Título original: The Divide
Título en España:  The Divide
Temporadas:  1 (8 episodios)
Duración episodio: 44 minutos.
Año: 2014
Temática: Drama.
Subgénero: Abogados.
Resumen: Un bufete de abogados especializado en revisiones de casos se interesa por el de un condenado a muerte que sostiene su inocencia. Consiguen que se practiquen nuevas pruebas que demuestran que tenía razón y que abren la pista de una trama de corrupción.

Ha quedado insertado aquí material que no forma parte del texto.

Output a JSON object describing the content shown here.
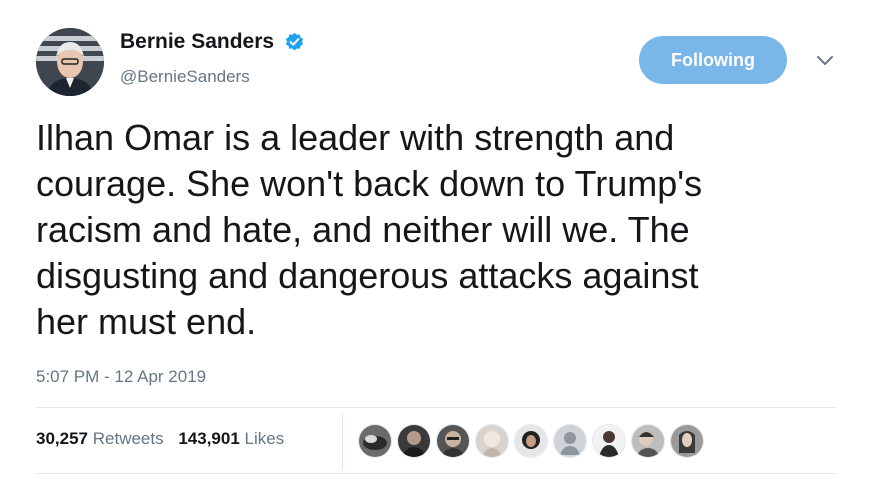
{
  "author": {
    "display_name": "Bernie Sanders",
    "handle": "@BernieSanders",
    "verified_icon": "verified-badge-icon",
    "avatar_icon": "profile-photo"
  },
  "follow_button": {
    "label": "Following"
  },
  "menu_icon": "chevron-down-icon",
  "tweet": {
    "text": "Ilhan Omar is a leader with strength and\ncourage. She won't back down to Trump's\nracism and hate, and neither will we. The\ndisgusting and dangerous attacks against\nher must end.",
    "timestamp": "5:07 PM - 12 Apr 2019"
  },
  "stats": {
    "retweets_count": "30,257",
    "retweets_label": "Retweets",
    "likes_count": "143,901",
    "likes_label": "Likes"
  },
  "colors": {
    "follow_button_bg": "#79b6e9",
    "verified_blue": "#1da1f2",
    "secondary_text": "#657786",
    "divider": "#e1e8ed"
  }
}
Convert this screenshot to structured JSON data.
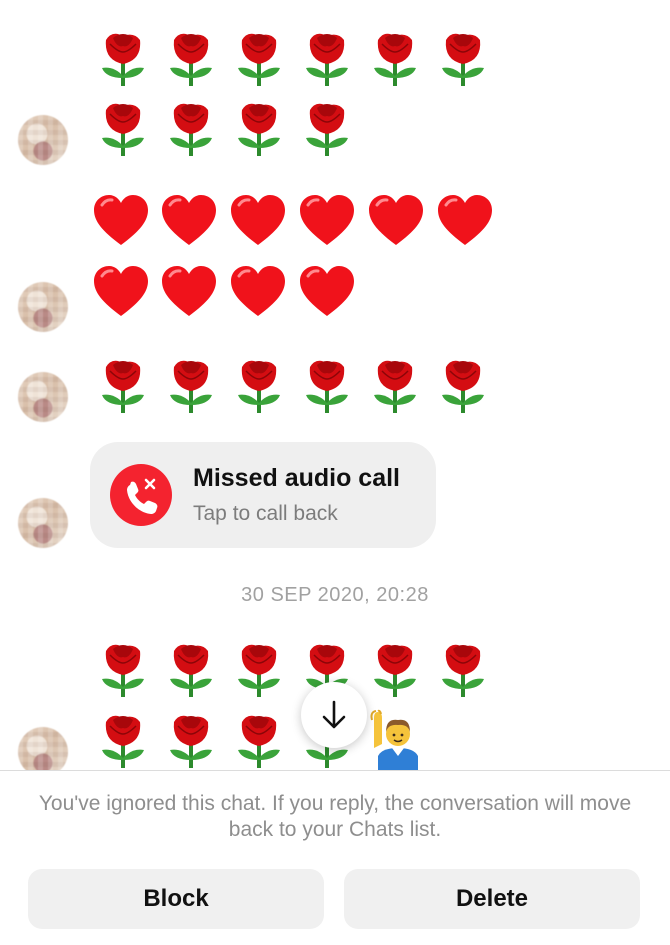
{
  "messages": {
    "rose_row_1_count": 6,
    "rose_row_2_count": 4,
    "heart_row_1_count": 6,
    "heart_row_2_count": 4,
    "rose_row_3_count": 6,
    "rose_row_4_count": 6,
    "rose_row_5_count": 3,
    "emoji_names": [
      "rose",
      "red-heart",
      "raising-hand-man"
    ]
  },
  "missed_call": {
    "title": "Missed audio call",
    "subtitle": "Tap to call back",
    "icon": "missed-call-icon",
    "accent_color": "#f4232f"
  },
  "timestamp": "30 SEP 2020, 20:28",
  "scroll_button": {
    "icon": "arrow-down-icon"
  },
  "footer": {
    "notice": "You've ignored this chat. If you reply, the conversation will move back to your Chats list.",
    "block_label": "Block",
    "delete_label": "Delete"
  }
}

Protagonistas: Damon Gupton, Jan Maxwell, Marin Ireland, Joe Anderson, Nia Long, Mike Tyrell, Paul Schneider, Jahmil French, Clarke Peters, John Bedford Lloyd, Kenneth Welsh, Adam Rothenberg, Scott Edgecombe, Britne Oldford, Reg E. Cathey, Kate Ziegler, Monika Schurmann, Rong Fu, Craig Thomas, Barbara Mamabolo, Nicole Stamp.
Lo mejor: La trama que resulta ciertamente interesante.
Lo peor
: Que se trataba de una serie de bajo presupuesto y, por tanto, de impacto limitado.
Lo más curioso: La serie fue desarrollada para la cadena AMC que, además, la produjo, sin embargo terminó emitiéndose en Netflix.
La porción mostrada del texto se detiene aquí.